Poche parole per descrivere l’argomento di base (tante ne sono state scritte): l’autore, in età giovanile, si ritrova con una condanna a 19 anni in un carcere di massima sicurezza a seguito di rocambolesche rapine. Prima di condannarlo domandiamoci cosa ha spinto quest’uomo ad agire così; forse la separazione dalla moglie, forse la morte della sua bambina, fatto sta che è scattata una scintilla perversa che ha modificato il suo comportamento. Riesce a fuggire e girovagare per la sconfinata Australia “driblando” inseguimenti della caccia all’uomo per approdare, dopo tante traversie, a Bombay, in India.
Qui è “accolto” (è un eufemismo) da una moltitudine in perenne movimento, un’afa carica di umidità che gli penetra nelle ossa e nel cervello, obnubilandogli i sensi. Si ritrova a vivere nello Slum, a contatto con una etnia che lo guarderà sempre con un pò di sospetto, ma che gli restituirà anche quella dignità e la voglia di amare che ha perso.

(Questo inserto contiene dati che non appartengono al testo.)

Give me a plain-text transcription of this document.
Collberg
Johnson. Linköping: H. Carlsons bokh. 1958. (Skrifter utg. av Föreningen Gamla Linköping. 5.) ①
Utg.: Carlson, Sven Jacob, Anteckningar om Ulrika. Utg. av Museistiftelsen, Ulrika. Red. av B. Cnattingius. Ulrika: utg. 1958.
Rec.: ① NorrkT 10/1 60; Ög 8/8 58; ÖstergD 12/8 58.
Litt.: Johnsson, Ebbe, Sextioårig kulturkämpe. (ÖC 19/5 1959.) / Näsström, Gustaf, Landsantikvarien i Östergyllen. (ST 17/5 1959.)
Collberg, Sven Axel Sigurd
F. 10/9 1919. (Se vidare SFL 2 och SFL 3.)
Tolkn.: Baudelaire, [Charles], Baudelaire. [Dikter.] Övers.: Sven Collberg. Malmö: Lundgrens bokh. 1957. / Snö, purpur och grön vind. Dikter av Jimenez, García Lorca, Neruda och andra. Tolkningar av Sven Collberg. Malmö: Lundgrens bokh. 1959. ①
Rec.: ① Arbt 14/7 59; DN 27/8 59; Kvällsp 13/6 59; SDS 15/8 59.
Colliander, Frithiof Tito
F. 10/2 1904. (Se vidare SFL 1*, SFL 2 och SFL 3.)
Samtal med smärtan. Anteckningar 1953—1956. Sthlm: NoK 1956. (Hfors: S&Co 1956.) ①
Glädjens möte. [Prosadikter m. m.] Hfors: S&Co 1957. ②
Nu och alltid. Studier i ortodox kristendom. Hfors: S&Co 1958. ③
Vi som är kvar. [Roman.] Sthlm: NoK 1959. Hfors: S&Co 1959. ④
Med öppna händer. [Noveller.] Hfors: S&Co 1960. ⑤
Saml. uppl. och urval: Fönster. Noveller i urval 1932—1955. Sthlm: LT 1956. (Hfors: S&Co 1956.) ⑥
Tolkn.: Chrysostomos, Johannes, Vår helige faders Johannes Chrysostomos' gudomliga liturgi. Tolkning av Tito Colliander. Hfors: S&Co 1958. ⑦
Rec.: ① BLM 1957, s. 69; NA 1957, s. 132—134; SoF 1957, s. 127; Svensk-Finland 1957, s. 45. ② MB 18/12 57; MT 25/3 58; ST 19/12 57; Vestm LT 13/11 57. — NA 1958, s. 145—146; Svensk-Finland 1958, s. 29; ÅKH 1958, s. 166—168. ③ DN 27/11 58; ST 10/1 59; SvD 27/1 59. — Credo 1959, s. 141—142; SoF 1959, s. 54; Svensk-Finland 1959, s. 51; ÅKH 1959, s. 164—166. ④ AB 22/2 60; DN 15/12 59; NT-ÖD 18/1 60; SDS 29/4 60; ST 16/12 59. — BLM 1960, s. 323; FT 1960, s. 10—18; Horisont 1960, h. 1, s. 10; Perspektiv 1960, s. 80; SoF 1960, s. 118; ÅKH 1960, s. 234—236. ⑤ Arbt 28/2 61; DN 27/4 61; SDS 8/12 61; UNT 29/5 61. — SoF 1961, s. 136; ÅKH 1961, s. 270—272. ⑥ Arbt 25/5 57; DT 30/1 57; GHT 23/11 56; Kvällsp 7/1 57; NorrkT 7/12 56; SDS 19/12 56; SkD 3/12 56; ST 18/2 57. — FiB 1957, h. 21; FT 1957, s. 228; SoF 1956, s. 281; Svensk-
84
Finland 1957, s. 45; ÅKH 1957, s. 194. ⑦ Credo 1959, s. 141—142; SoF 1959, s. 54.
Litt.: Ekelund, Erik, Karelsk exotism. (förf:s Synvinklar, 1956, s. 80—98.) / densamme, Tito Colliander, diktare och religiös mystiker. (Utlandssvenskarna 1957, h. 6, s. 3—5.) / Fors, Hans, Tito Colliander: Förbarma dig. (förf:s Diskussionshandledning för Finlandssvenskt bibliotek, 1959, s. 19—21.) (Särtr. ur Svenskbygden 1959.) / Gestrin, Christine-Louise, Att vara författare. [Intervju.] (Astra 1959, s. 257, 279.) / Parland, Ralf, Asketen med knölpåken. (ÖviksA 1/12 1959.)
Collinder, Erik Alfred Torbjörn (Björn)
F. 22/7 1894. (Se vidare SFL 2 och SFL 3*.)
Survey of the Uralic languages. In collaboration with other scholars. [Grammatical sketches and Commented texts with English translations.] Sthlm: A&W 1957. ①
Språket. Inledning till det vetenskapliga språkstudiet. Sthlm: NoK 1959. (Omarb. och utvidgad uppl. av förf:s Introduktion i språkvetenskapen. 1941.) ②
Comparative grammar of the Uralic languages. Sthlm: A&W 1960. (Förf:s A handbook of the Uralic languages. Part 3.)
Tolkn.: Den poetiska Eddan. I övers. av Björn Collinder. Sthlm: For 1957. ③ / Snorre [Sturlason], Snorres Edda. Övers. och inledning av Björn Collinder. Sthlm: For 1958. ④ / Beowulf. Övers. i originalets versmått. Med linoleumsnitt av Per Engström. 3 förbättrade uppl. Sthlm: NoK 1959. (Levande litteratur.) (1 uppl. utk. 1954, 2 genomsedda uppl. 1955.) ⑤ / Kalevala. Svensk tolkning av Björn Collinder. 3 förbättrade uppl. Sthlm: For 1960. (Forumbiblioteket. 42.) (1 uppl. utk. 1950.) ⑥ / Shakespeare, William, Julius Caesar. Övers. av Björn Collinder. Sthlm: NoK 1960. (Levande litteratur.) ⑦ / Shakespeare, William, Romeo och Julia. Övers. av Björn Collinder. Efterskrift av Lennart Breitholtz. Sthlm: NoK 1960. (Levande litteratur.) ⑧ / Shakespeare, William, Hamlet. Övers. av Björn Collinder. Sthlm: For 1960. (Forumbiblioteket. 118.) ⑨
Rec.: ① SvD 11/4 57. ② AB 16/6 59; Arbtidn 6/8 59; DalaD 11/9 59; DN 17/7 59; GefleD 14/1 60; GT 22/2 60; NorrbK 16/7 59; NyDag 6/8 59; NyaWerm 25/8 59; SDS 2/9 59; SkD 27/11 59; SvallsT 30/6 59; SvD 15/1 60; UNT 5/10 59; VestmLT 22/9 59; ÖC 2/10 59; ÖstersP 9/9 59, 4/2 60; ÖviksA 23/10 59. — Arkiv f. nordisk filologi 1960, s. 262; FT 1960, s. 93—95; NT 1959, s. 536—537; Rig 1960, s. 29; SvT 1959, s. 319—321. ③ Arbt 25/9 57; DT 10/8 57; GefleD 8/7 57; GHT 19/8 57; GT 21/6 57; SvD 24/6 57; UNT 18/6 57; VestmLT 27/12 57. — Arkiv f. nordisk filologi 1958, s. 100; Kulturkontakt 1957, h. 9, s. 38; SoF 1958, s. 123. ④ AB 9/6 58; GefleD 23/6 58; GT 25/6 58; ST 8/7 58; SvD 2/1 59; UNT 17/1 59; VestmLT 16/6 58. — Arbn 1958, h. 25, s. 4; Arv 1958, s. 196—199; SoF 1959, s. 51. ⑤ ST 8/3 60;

A proposito, l’ho scritto che è un “tomo” di circa 1180 pagine? Ma non è la lunghezza che determina se un libro diventerà un best seller oppure è destinato al dimenticatoio. Qui scorre la lettura e come scorre, e le descrizioni sono molte dettagliate tanto da farti rabbrividire per la cruenza di alcune. A volte si ha l’impressione di essere al centro di quell’azione e di avvertirne il peso, l’odore, il suono. Ciò che ha lasciato in me è la consapevolezza che, se si vuole, si può cambiare pur senza andare in India. Anche qui abbiamo gli Slum, abbiamo la mafia, abbiamo persone che hanno bisogno solo che tu gli tenda una mano per aiutarlo e sono capaci di ricambiarti con un sorriso, un abbraccio.
E spulciando tra le varie notizie che “girano” su questo testo ho letto che hanno intenzione di farne una Serie TV. Riusciranno i nostri eroi a ricreare l’atmosfera e i vari stadi che Gregory, alias Lin, ha attraversato prima di arrivare ad accettarsi?